Thursday, April 18, 2024

Life is short and sweet ~ May 2, 1996


David Heiller

Cindy and I went to the woods on Sunday evening, April 28, with the intention of pulling our 53 maple taps. I carried a hammer along for the purpose.
We figured this late in the season, the buds must be full of sap. When that happens, the sap turns a tannish color and becomes “bud sap.” That means it’s time to pull the taps, because bud sap is bitter and makes poor syrup.
But when we got to the woods, the buckets were full of clear sap, and instead pulling 53 taps, we gathered about 53 gallons of sap.
Those cold nights we had last week, the ones that everyone was complaining about, kept the maples pumping sap. Every cloud has a silver lining.
David understood the sweetness of life.
Part of my territory in the sugar bush is located near a spring, and that spring was full of frogs on Sunday night. Peepers, and they were living up to their name. They were so loud it almost hurt my ears. But it was a glorious sound to hear, especially when I thought of that same ground just a month ago, when we tapped the trees, covered with two feet of snow
It made me think of how fast spring comes along, and how fast things change. It seemed like almost overnight the snow in the woods was gone and the garden was bare and the parsnips were frying in the skillet.
Parsnips are one of my favorite vegetables. You plant them in the spring, then weed them and thin them, and then you forget about them. Some people dig them up in the fall, but Alvin Jensen told me to leave them all winter, and they taste even better in the spring, and he’s right.
Hedda cooked spring parsnips
 for Red, making life sweet.
They seem sweeter in the spring. Maybe the cold weather does that. There’s probably a scientific reason, just like there is a scientific explanation for being able to take 35 gallons of sap from a tree and boil it down into a gallon of something that is too good for words to describe.
They both border on miraculous to me. How could those parsnips stay fresh in the ground during the coldest winter on record? How did they handle that February 3 day when neighbor John Filtz had minus 56 on his thermometer?
Then again maybe we are so anxious to taste something fresh from the garden that we just think the parsnips are sweeter.
It doesn’t really matter. It’s fun to eat them, and fun to give them away. Red Hansen came in for some. He likes to have Hertha boil them, then fry them in butter and put brown sugar on them. Red is on a low-fat, low-sugar diet, but that doesn’t stop him from enjoying his parsnips.
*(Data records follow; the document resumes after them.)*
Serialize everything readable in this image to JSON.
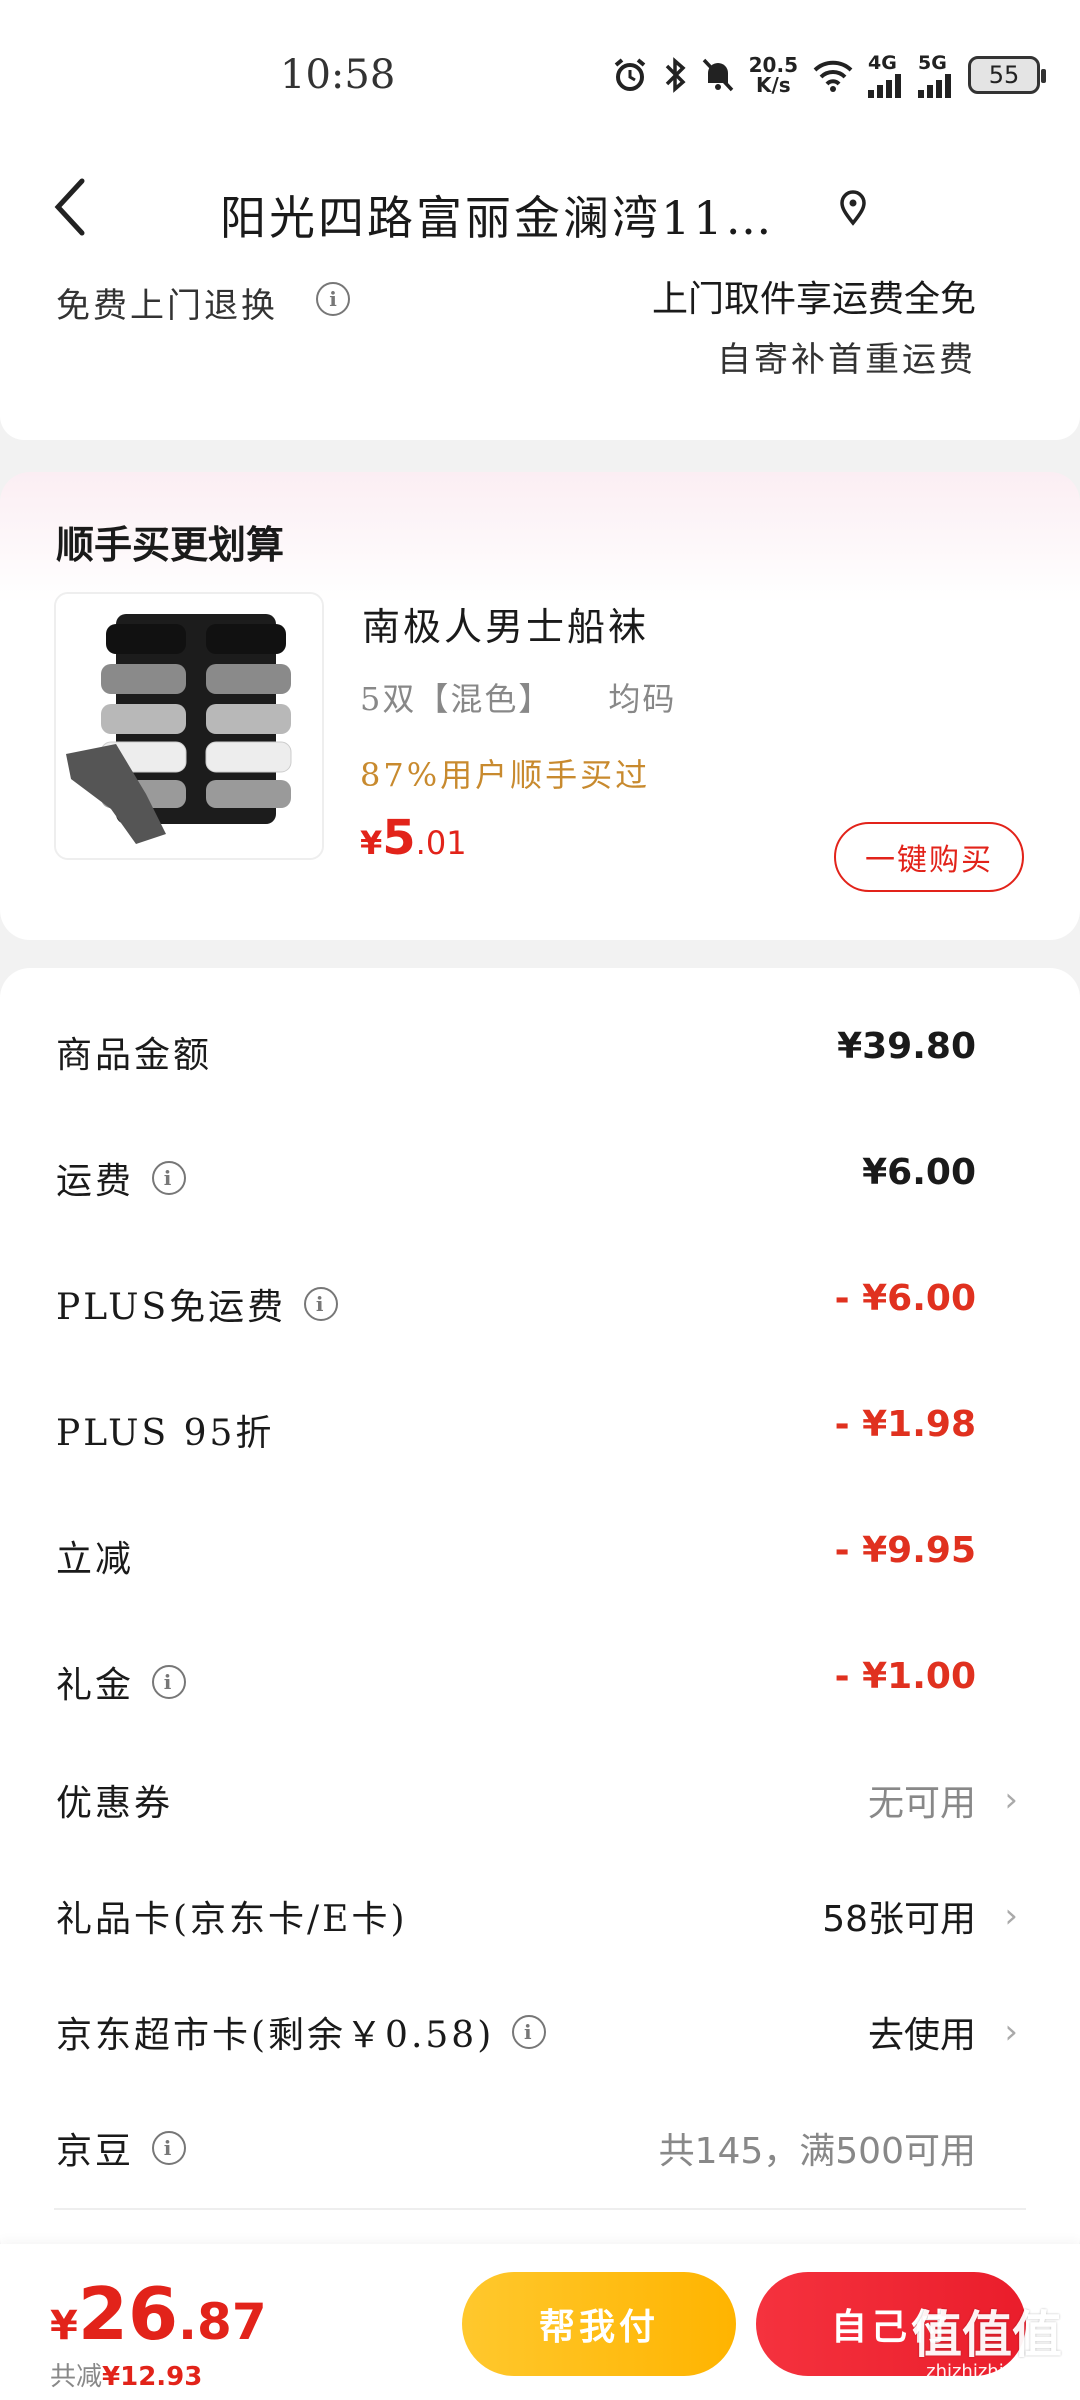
{
  "status_bar": {
    "time": "10:58",
    "net_speed_value": "20.5",
    "net_speed_unit": "K/s",
    "signal1_label": "4G",
    "signal2_label": "5G",
    "battery": "55"
  },
  "header": {
    "address": "阳光四路富丽金澜湾11…"
  },
  "return_service": {
    "label": "免费上门退换",
    "main": "上门取件享运费全免",
    "sub": "自寄补首重运费"
  },
  "recommend": {
    "title": "顺手买更划算",
    "product_name": "南极人男士船袜",
    "spec_qty": "5双【混色】",
    "spec_size": "均码",
    "note": "87%用户顺手买过",
    "price_symbol": "¥",
    "price_int": "5",
    "price_dec": ".01",
    "buy_label": "一键购买"
  },
  "summary": {
    "rows": [
      {
        "label": "商品金额",
        "value": "¥39.80"
      },
      {
        "label": "运费",
        "value": "¥6.00"
      },
      {
        "label": "PLUS免运费",
        "value": "- ¥6.00"
      },
      {
        "label": "PLUS 95折",
        "value": "- ¥1.98"
      },
      {
        "label": "立减",
        "value": "- ¥9.95"
      },
      {
        "label": "礼金",
        "value": "- ¥1.00"
      },
      {
        "label": "优惠券",
        "value": "无可用"
      },
      {
        "label": "礼品卡(京东卡/E卡)",
        "value": "58张可用"
      },
      {
        "label": "京东超市卡(剩余￥0.58)",
        "value": "去使用"
      },
      {
        "label": "京豆",
        "value": "共145，满500可用"
      }
    ]
  },
  "bottom": {
    "total_symbol": "¥",
    "total_int": "26",
    "total_dec": ".87",
    "saved_label": "共减",
    "saved_amount": "¥12.93",
    "help_pay_label": "帮我付",
    "self_pay_label": "自己付"
  },
  "watermark": {
    "big": "值值值",
    "small": "zhizhizhi.com"
  },
  "colors": {
    "accent_red": "#e2231a",
    "discount_red": "#e0311f",
    "gold_note": "#c88a2e",
    "help_btn_yellow": "#ffbe1a"
  }
}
David and Noah after breakfast.
Leona Schultz came in for her bag full too. She doesn’t bother boiling them. She just cuts the up the long way and fries them. She used to boil them first, but she saw all that good sweet juice laying in the bottom of the pot and thought it was too precious to waste, so she just fries them straight.
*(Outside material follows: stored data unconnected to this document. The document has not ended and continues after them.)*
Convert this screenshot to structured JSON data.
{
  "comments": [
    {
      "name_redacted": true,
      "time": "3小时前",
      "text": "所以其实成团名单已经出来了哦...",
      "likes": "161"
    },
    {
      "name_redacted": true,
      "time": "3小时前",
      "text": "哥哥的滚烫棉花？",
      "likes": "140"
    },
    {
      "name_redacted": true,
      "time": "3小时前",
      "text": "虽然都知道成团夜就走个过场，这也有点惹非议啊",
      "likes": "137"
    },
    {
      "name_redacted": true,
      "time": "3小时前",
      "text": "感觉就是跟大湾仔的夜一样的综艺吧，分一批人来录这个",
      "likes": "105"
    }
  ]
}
We were sitting at coffee break on Monday afternoon, and Cindy Jensen was talking about the upcoming graduation of her daughter Katie. Hazel Serritslev couldn’t believe Katie was graduating already. Neither could Lynn’s Storrar. Neither could Cindy Jensen!
They all knew in their minds that Katie was graduating. But all of a sudden it didn’t see possible. All of a sudden it had come so fast, too fast.
Malika and Mackenzie with David,
enjoying some sweetness.
I think about that when I look at our two kids Noah and Malika. They are growing out of shoes and clothes almost every other month. They are like the tomato plants in our living room, that seem to grow an inch a day.
Malika asked me on Sunday to jump on the trampoline with her. I was busy, but I did. Later Noah asked to play a little football with me. I stopped my gardening and did that too.
There was a time in my life when I might have said no. But those times are becoming less frequent. I can see them growing up too fast. Like the parsnips and maple syrup that remind me that life is short and sweet.